Zimmerman to seek escape from her obsession only to find that the words mirrors and mirroring were essential to his discourse.

"How're things going?" Dr. Z's standard opening; he usually glanced away from her when he said it. He was a medium-sized man, stout, bald on top, with well-groomed gray hair on either side. He had a confidence and composure that made her doubt she could take him in a bar. Just the thought of such a battle made her shake. "Well, I keep looking into mirrors," she said. "Nothing new about that." Dr. Zimmerman smiled.

"It's what you see in them that should concern us."

"I see my dream-sister."

"Sure. Your twin. Your opposite. Forever separate yet forever bound.

That's your fantasy, Gelsey. The mirror fantasy equals the double delusion. It's a beautiful equation. So symmetrical. And so… convenient for you, too." Dr. Z smiled again-a little smugly, Gelsey thought. Oh, he was sly, the good doctor, with his perceptions and equations, devised to penetrate her defenses, disrupt her neurotic ways of coping with the world and set her on the high straight road to mental health.

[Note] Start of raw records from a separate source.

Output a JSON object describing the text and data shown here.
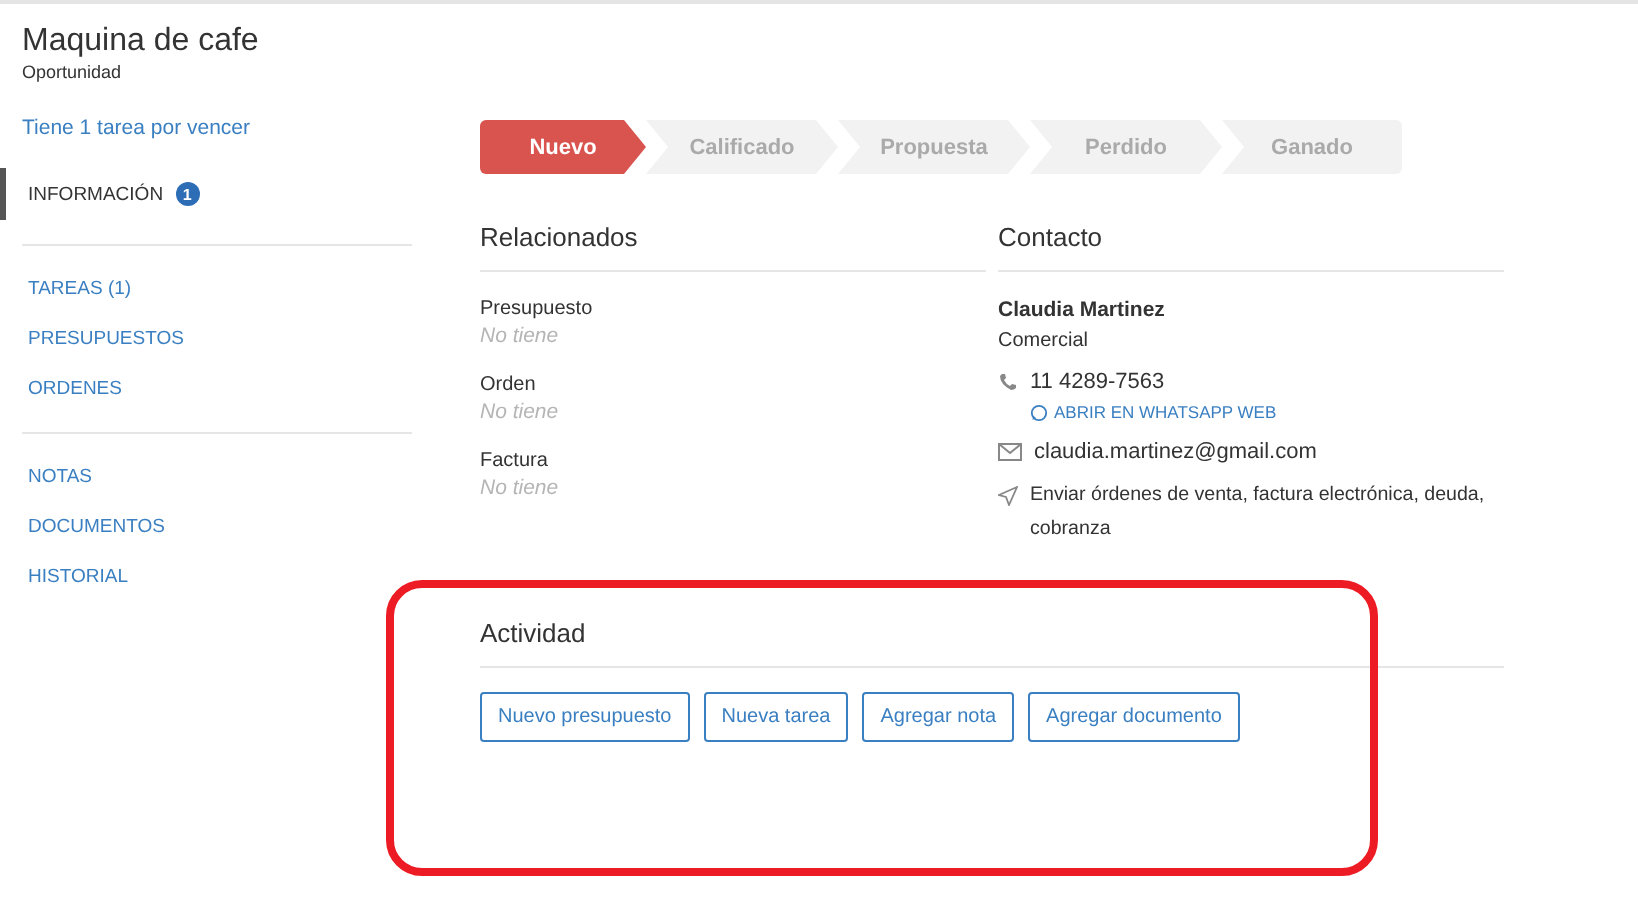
{
  "header": {
    "title": "Maquina de cafe",
    "subtitle": "Oportunidad"
  },
  "sidebar": {
    "alert": "Tiene 1 tarea por vencer",
    "groups": [
      [
        {
          "label": "INFORMACIÓN",
          "badge": "1",
          "selected": true
        }
      ],
      [
        {
          "label": "TAREAS (1)",
          "selected": false
        },
        {
          "label": "PRESUPUESTOS",
          "selected": false
        },
        {
          "label": "ORDENES",
          "selected": false
        }
      ],
      [
        {
          "label": "NOTAS",
          "selected": false
        },
        {
          "label": "DOCUMENTOS",
          "selected": false
        },
        {
          "label": "HISTORIAL",
          "selected": false
        }
      ]
    ]
  },
  "stages": [
    {
      "label": "Nuevo",
      "selected": true
    },
    {
      "label": "Calificado",
      "selected": false
    },
    {
      "label": "Propuesta",
      "selected": false
    },
    {
      "label": "Perdido",
      "selected": false
    },
    {
      "label": "Ganado",
      "selected": false
    }
  ],
  "related": {
    "heading": "Relacionados",
    "fields": [
      {
        "label": "Presupuesto",
        "value": "No tiene"
      },
      {
        "label": "Orden",
        "value": "No tiene"
      },
      {
        "label": "Factura",
        "value": "No tiene"
      }
    ]
  },
  "contact": {
    "heading": "Contacto",
    "name": "Claudia Martinez",
    "role": "Comercial",
    "phone": "11 4289-7563",
    "whatsapp": "ABRIR EN WHATSAPP WEB",
    "email": "claudia.martinez@gmail.com",
    "sends": "Enviar órdenes de venta, factura electrónica, deuda, cobranza"
  },
  "activity": {
    "heading": "Actividad",
    "buttons": [
      "Nuevo presupuesto",
      "Nueva tarea",
      "Agregar nota",
      "Agregar documento"
    ]
  }
}
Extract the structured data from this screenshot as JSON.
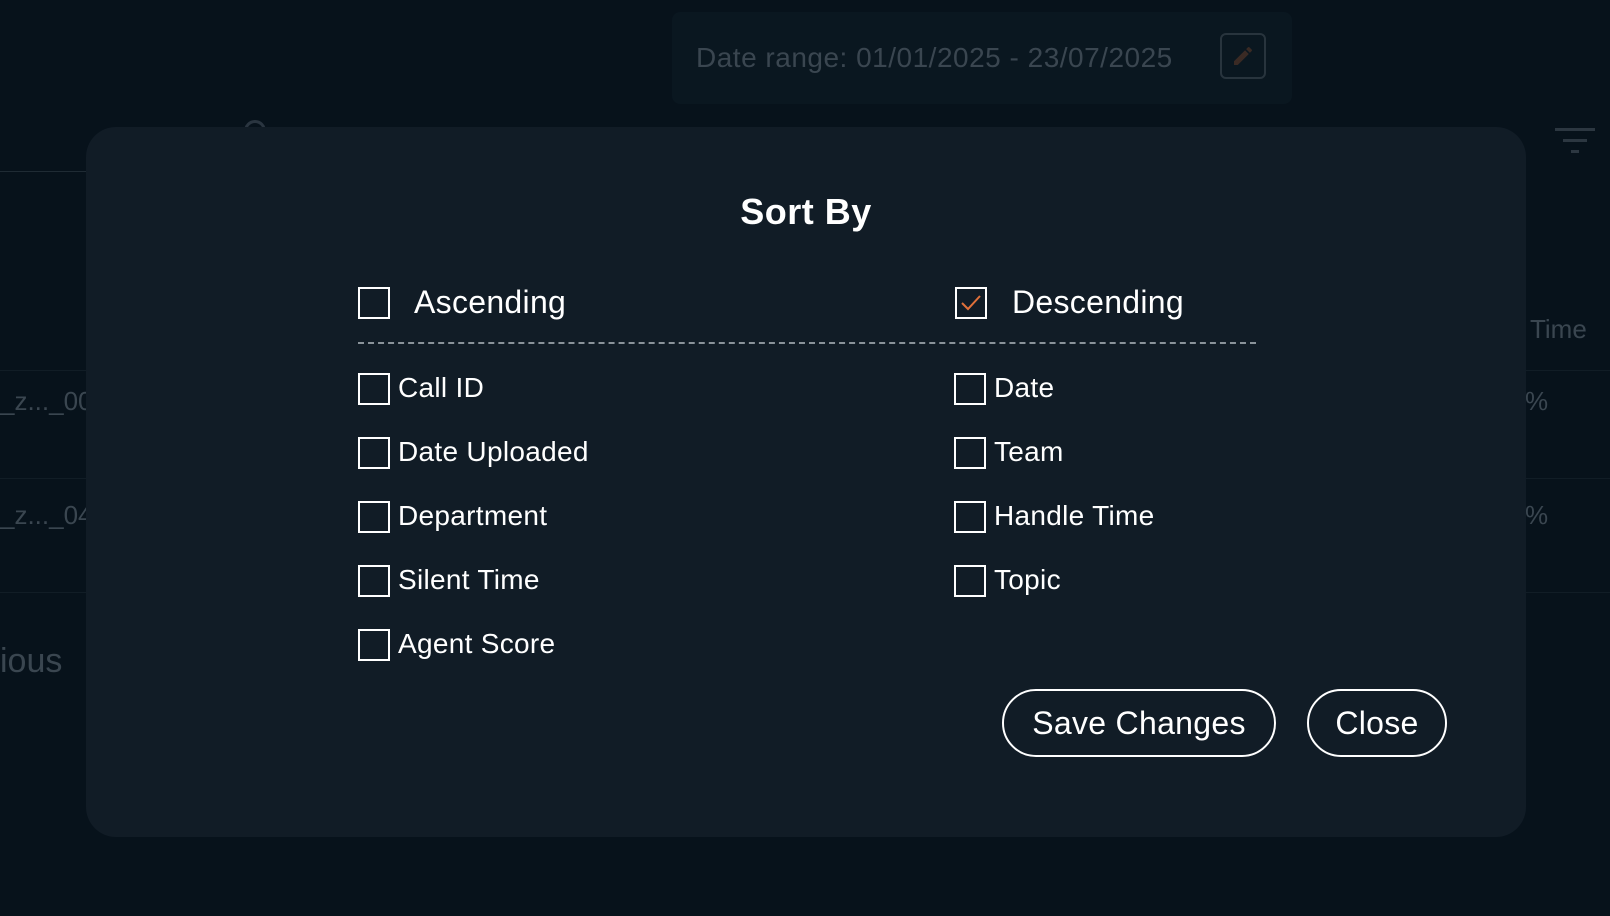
{
  "background": {
    "date_range_label": "Date range: 01/01/2025 - 23/07/2025",
    "row1_id": "_z..._00",
    "row2_id": "_z..._04",
    "row1_pct": "%",
    "row2_pct": "%",
    "column_header_partial": "t Time",
    "previous_partial": "ious"
  },
  "modal": {
    "title": "Sort By",
    "order": {
      "ascending": {
        "label": "Ascending",
        "checked": false
      },
      "descending": {
        "label": "Descending",
        "checked": true
      }
    },
    "fields_left": [
      {
        "label": "Call ID",
        "checked": false
      },
      {
        "label": "Date Uploaded",
        "checked": false
      },
      {
        "label": "Department",
        "checked": false
      },
      {
        "label": "Silent Time",
        "checked": false
      },
      {
        "label": "Agent Score",
        "checked": false
      }
    ],
    "fields_right": [
      {
        "label": "Date",
        "checked": false
      },
      {
        "label": "Team",
        "checked": false
      },
      {
        "label": "Handle Time",
        "checked": false
      },
      {
        "label": "Topic",
        "checked": false
      }
    ],
    "save_label": "Save Changes",
    "close_label": "Close"
  },
  "colors": {
    "accent_check": "#e0703a",
    "modal_bg": "#111c26",
    "page_bg": "#07121b"
  },
  "icons": [
    "pencil-icon",
    "search-icon",
    "filter-icon",
    "checkmark-icon"
  ]
}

Of course her dream-sister was a "double delusion." Of course it had been engendered by having spent her childhood above a mirror maze.

She craved more, much more-a deeper, more liberating analysis.

She looked at Dr. Z. She wondered sometimes if his glib responses were devised to force her to peer more deeply into herself, or if they were nothing more than the mutterings of a lazy, aging analyst.

"This twin of yours who writes in mirror-reverse-she's not just your mirror-sister, Gelsey-she's your inner sister, your shadow."

That was sort of new. He had talked a lot about her shadow," but had not offered that equation before. Perhaps Dr. Z, sensing her frustration, was going to give her her money's worth today.

"Shakespeare wrote: ' thing of darkness I acknowledge mine." Do you see how it might apply?"

"You're saying if I own up to my dream-sister, accept her as my shadow, then-l-what?"

"You can eat her. Eat your shadow. Swallow her up. Ultimately that's the goal of therapy." Dr. Zimmerman paused. "Tell me something-when you come back from one of your expeditions and look at yourself in the mirror, what do you feel? Please note before you answer that I didn't ask you what you see." She thought about it. "I think I feel a little surprised."

"Why?"

"I think it's because I look the same. As if the experience hasn't changed me a bit. As if the mirror-" She stopped. There was an important idea floating in her head, but she couldn't quite catch hold of it.

"Does the mirror reject you?"

Gelsey stared at an Indonesian mask. She shook her head.

"Defy you?"

"No."

"Try to describe it?"

She shook her head again.

"Perhaps it just stares at you. A blank, unforgiving face."

"Yes, it stares. But I don't want forgiveness, Doc. No, it's something else."